LOUIS J. MACCINI joined the Department of Economics at The Johns Hopkins University in 1969, chairing the department from 1992 to 2007. Beginning in 2000, he headed the effort to create the Center for Financial Economics; his vision was to create a place where teaching and research in finance would occur in an economics department in a college of Arts and Sciences rather than in a business school. Dr. Maccini’s recent research has explored such issues as the role of inventories in the business cycle, how monetary policy affects inventory investment, whether recent technological innovations such as computerization have enabled businesses to more effectively manage their inventory positions, and whether this phenomenon contributed to the decline in the volatility of GDP growth since the early 1980s.
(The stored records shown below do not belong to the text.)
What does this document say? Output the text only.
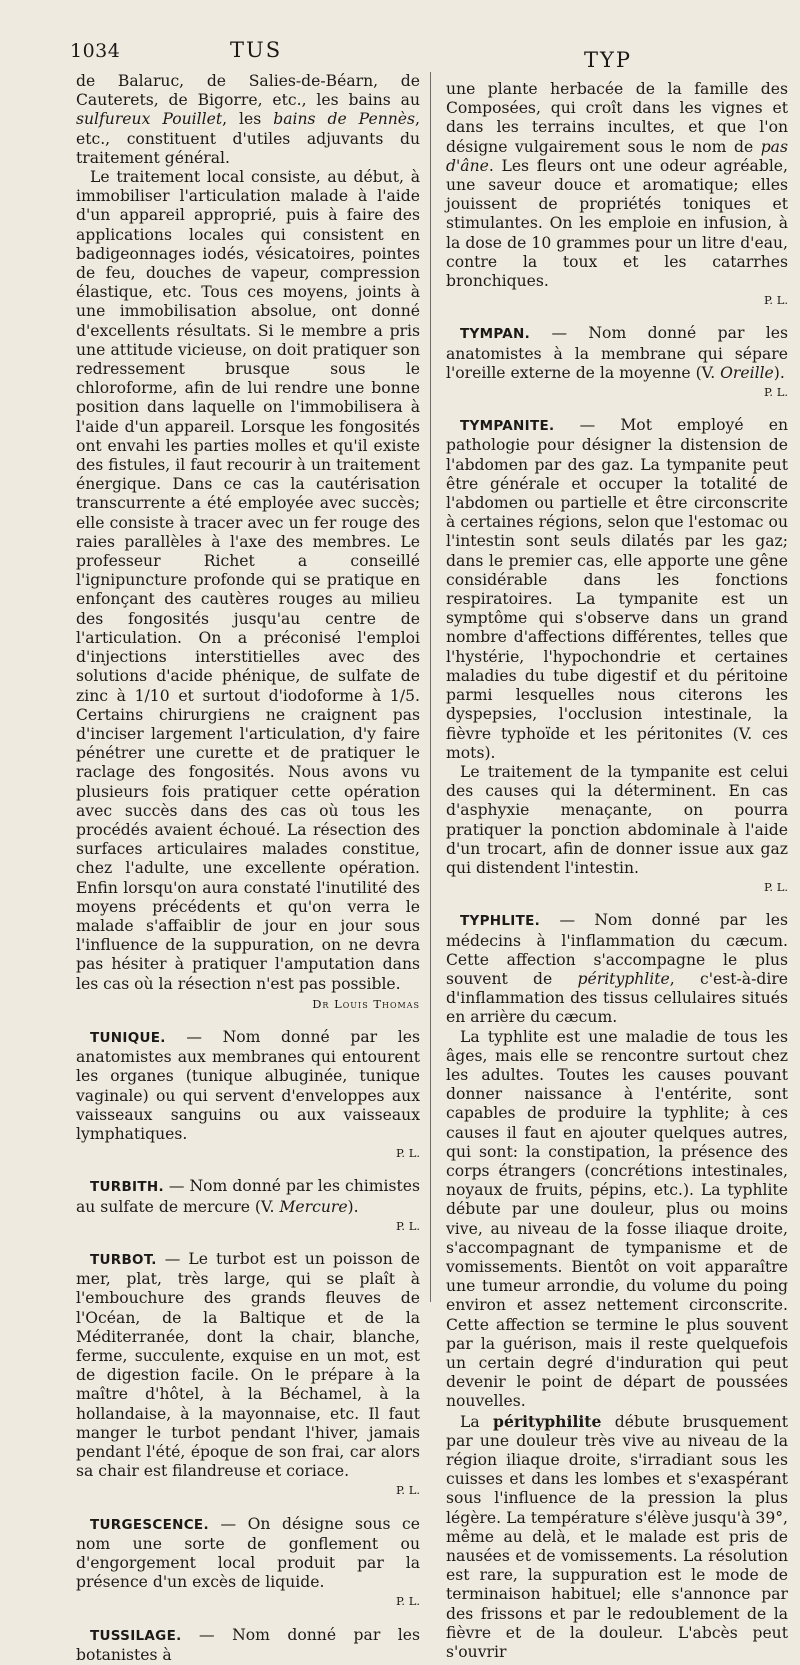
1034	TUS	TYP

de Balaruc, de Salies-de-Béarn, de Cauterets, de Bigorre, etc., les bains au sulfureux Pouillet, les bains de Pennès, etc., constituent d'utiles adjuvants du traitement général.

Le traitement local consiste, au début, à immobiliser l'articulation malade à l'aide d'un appareil approprié, puis à faire des applications locales qui consistent en badigeonnages iodés, vésicatoires, pointes de feu, douches de vapeur, compression élastique, etc. Tous ces moyens, joints à une immobilisation absolue, ont donné d'excellents résultats. Si le membre a pris une attitude vicieuse, on doit pratiquer son redressement brusque sous le chloroforme, afin de lui rendre une bonne position dans laquelle on l'immobilisera à l'aide d'un appareil. Lorsque les fongosités ont envahi les parties molles et qu'il existe des fistules, il faut recourir à un traitement énergique. Dans ce cas la cautérisation transcurrente a été employée avec succès; elle consiste à tracer avec un fer rouge des raies parallèles à l'axe des membres. Le professeur Richet a conseillé l'ignipuncture profonde qui se pratique en enfonçant des cautères rouges au milieu des fongosités jusqu'au centre de l'articulation. On a préconisé l'emploi d'injections interstitielles avec des solutions d'acide phénique, de sulfate de zinc à 1/10 et surtout d'iodoforme à 1/5. Certains chirurgiens ne craignent pas d'inciser largement l'articulation, d'y faire pénétrer une curette et de pratiquer le raclage des fongosités. Nous avons vu plusieurs fois pratiquer cette opération avec succès dans des cas où tous les procédés avaient échoué. La résection des surfaces articulaires malades constitue, chez l'adulte, une excellente opération. Enfin lorsqu'on aura constaté l'inutilité des moyens précédents et qu'on verra le malade s'affaiblir de jour en jour sous l'influence de la suppuration, on ne devra pas hésiter à pratiquer l'amputation dans les cas où la résection n'est pas possible.

Dr Louis Thomas

TUNIQUE. — Nom donné par les anatomistes aux membranes qui entourent les organes (tunique albuginée, tunique vaginale) ou qui servent d'enveloppes aux vaisseaux sanguins ou aux vaisseaux lymphatiques.

P. L.

TURBITH. — Nom donné par les chimistes au sulfate de mercure (V. Mercure).

P. L.

TURBOT. — Le turbot est un poisson de mer, plat, très large, qui se plaît à l'embouchure des grands fleuves de l'Océan, de la Baltique et de la Méditerranée, dont la chair, blanche, ferme, succulente, exquise en un mot, est de digestion facile. On le prépare à la maître d'hôtel, à la Béchamel, à la hollandaise, à la mayonnaise, etc. Il faut manger le turbot pendant l'hiver, jamais pendant l'été, époque de son frai, car alors sa chair est filandreuse et coriace.

P. L.

TURGESCENCE. — On désigne sous ce nom une sorte de gonflement ou d'engorgement local produit par la présence d'un excès de liquide.

P. L.

TUSSILAGE. — Nom donné par les botanistes à

une plante herbacée de la famille des Composées, qui croît dans les vignes et dans les terrains incultes, et que l'on désigne vulgairement sous le nom de pas d'âne. Les fleurs ont une odeur agréable, une saveur douce et aromatique; elles jouissent de propriétés toniques et stimulantes. On les emploie en infusion, à la dose de 10 grammes pour un litre d'eau, contre la toux et les catarrhes bronchiques.

P. L.

TYMPAN. — Nom donné par les anatomistes à la membrane qui sépare l'oreille externe de la moyenne (V. Oreille).

P. L.

TYMPANITE. — Mot employé en pathologie pour désigner la distension de l'abdomen par des gaz. La tympanite peut être générale et occuper la totalité de l'abdomen ou partielle et être circonscrite à certaines régions, selon que l'estomac ou l'intestin sont seuls dilatés par les gaz; dans le premier cas, elle apporte une gêne considérable dans les fonctions respiratoires. La tympanite est un symptôme qui s'observe dans un grand nombre d'affections différentes, telles que l'hystérie, l'hypochondrie et certaines maladies du tube digestif et du péritoine parmi lesquelles nous citerons les dyspepsies, l'occlusion intestinale, la fièvre typhoïde et les péritonites (V. ces mots).

Le traitement de la tympanite est celui des causes qui la déterminent. En cas d'asphyxie menaçante, on pourra pratiquer la ponction abdominale à l'aide d'un trocart, afin de donner issue aux gaz qui distendent l'intestin.

P. L.

TYPHLITE. — Nom donné par les médecins à l'inflammation du cæcum. Cette affection s'accompagne le plus souvent de pérityphlite, c'est-à-dire d'inflammation des tissus cellulaires situés en arrière du cæcum.

La typhlite est une maladie de tous les âges, mais elle se rencontre surtout chez les adultes. Toutes les causes pouvant donner naissance à l'entérite, sont capables de produire la typhlite; à ces causes il faut en ajouter quelques autres, qui sont: la constipation, la présence des corps étrangers (concrétions intestinales, noyaux de fruits, pépins, etc.). La typhlite débute par une douleur, plus ou moins vive, au niveau de la fosse iliaque droite, s'accompagnant de tympanisme et de vomissements. Bientôt on voit apparaître une tumeur arrondie, du volume du poing environ et assez nettement circonscrite. Cette affection se termine le plus souvent par la guérison, mais il reste quelquefois un certain degré d'induration qui peut devenir le point de départ de poussées nouvelles.

La pérityphilite débute brusquement par une douleur très vive au niveau de la région iliaque droite, s'irradiant sous les cuisses et dans les lombes et s'exaspérant sous l'influence de la pression la plus légère. La température s'élève jusqu'à 39°, même au delà, et le malade est pris de nausées et de vomissements. La résolution est rare, la suppuration est le mode de terminaison habituel; elle s'annonce par des frissons et par le redoublement de la fièvre et de la douleur. L'abcès peut s'ouvrir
He was selected a fellow of the International Society for Inventory Research in 2004 and served as its president from 2010-12. The Louis J. Maccini Professorship is a fitting tribute to an academic leader whose vision has shaped the unique mission of the Center for Financial Economics.
Center for Financial Economics: Louis J. Maccini Professorship
Zanvyl Krieger School of Arts and Sciences
Established in 2008 with commitments made by Charles and Nancy Clarvit, Jeff and Shari Aronson, Carol and Steven Batoff, Robert and Avis Barbera, Steven and Judith Kaye, Ross and Patricia Margolies, Marshal and Janet Salant, Timothy and Denise Weglicki, Edgar and Jeanne Edwards, David P. Nolan, James and Ann Rickards, Neil and Lenore Sherman, Carl and Rachael Berg, Kevin and Beth Heerdt, Donald E. Kerr Jr., Albert Teplin, and Lawrence and Carol Wolfe in honor of Louis J. Maccini
Held by Francesco Bianchi
FRANCESCO BIANCHI, Ph.D., is the Louis J. Maccini Professor of Economics at Johns Hopkins University (effective July 2022), and a co-editor of the American Economic Journal: Macroeconomics. He is a member of the Center for Economic and Policy Research and the National Bureau of Economic Research. Professor Bianchi received his Ph.D. in economics from Princeton University in 2009. Before joining Johns Hopkins, he was a professor at Duke University. He has held visiting or teaching positions at UCLA, NYU, University of Pennsylvania, Columbia University, and Northwestern University. In 2015, he was awarded the Wim Duisenberg Research fellowship, and in 2010, he received the Zellner Thesis Award in Business and Economic Statistics. He has published in the American Economic Review, the Review of Economic Studies, the Review of Economics and Statistics, The Journal of Monetary Economics, the Journal of Finance, and other leading academic journals. He has served as associate editor of the Journal of Monetary Economics, Quantitative Economics, the European Economic Review, and the Journal of Applied Econometrics. He has been invited to discuss his research at the 2022 Jackson Hole Economic Symposium, the 2021 G20 FWG meeting, and at numerous central banks. Currently, professor Bianchi’s main research interests involve the use of machine learning techniques to improve forecasts, the role of agents’ beliefs in explaining macroeconomic dynamics, the interaction between monetary and fiscal policy, and the effects of political agendas and monetary policy on asset prices.